Although instructors are all sighted, they eventually wear blindfolds while working every dog, to ensure the dog's appropriateness for being matched with a blind person. With and without blindfolds, Stacy and Jenna worked each of our dogs before we came to class. Jonelle's primary trainer, however, was Lani Dacosta, and by the second week, I was calling my dog Joni as Lani told me she had done.
Magic and miracle
There is no magic in this process, but there is a decided presence of miracle. One miracle, certainly, is the power of a bond that can form between animal and human.
The last day was graduation, and the puppy raisers who provided our dogs' first homes were invited to come and present our dogs to us. My dog, I learned, was raised by two women Sandra McGettigan and Linda Maples of Tucson, Ariz.
A former airline pilot, Sandra was diagnosed with brain cancer in 1999, and was assisted by Tucson Puppy Raising leader, Linda Maples in achieving her goal of giving back. Two and a half years ago, she says, she was given six months to live. She attributed the extension of that sentence to the bond that was formed in raising a sweet golden retriever to be a guide dog. It isn't easy to give her up, she tells me, but I know she will be a good dog for you.
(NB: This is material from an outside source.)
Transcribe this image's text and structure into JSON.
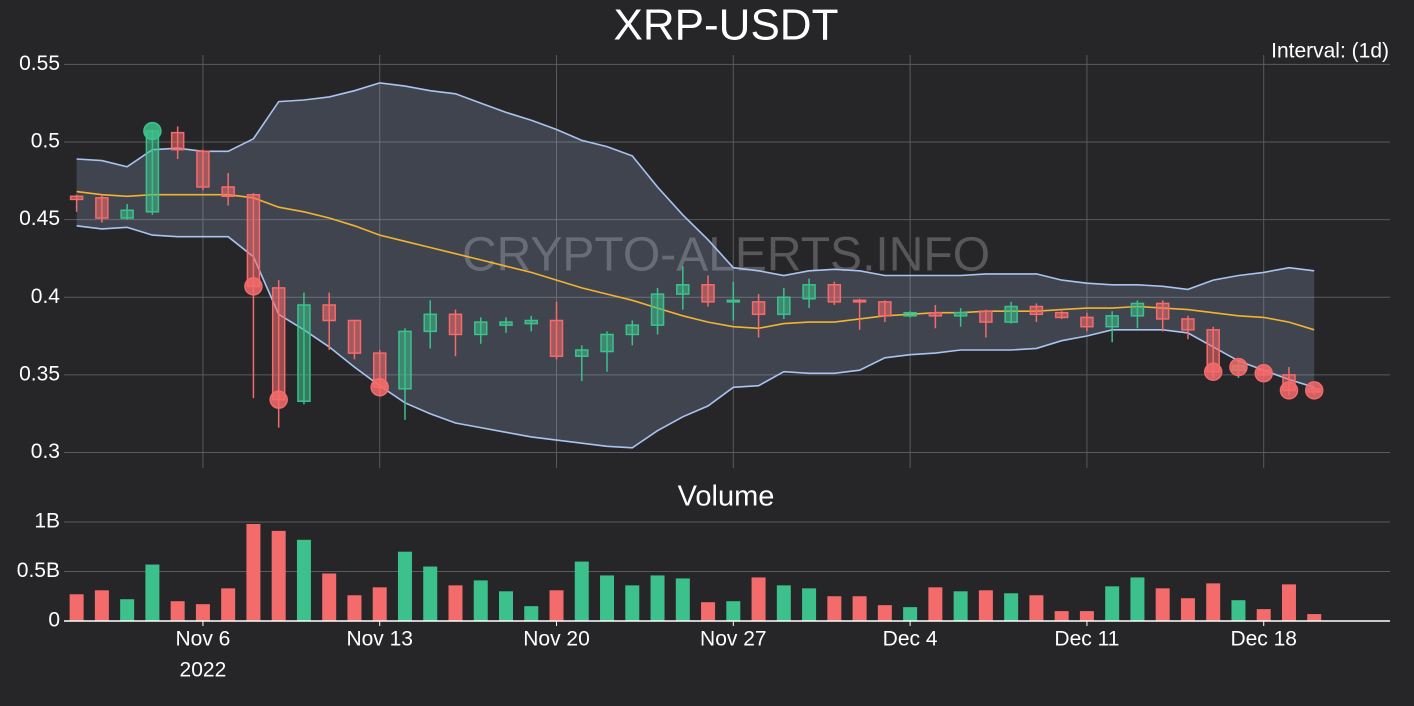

After only two weeks of confident travel with this self-assured, adoring canine, I know that Joni will indeed be a good dog for me. As for the experience as a whole, Bob Phillips, president and CEO executive director for Guide Dogs for the Blind, sums it up well for all of us in his graduation remarks. We have all shed many tears since Sept. 11, he said. It is wonderful today to shed tears of joy.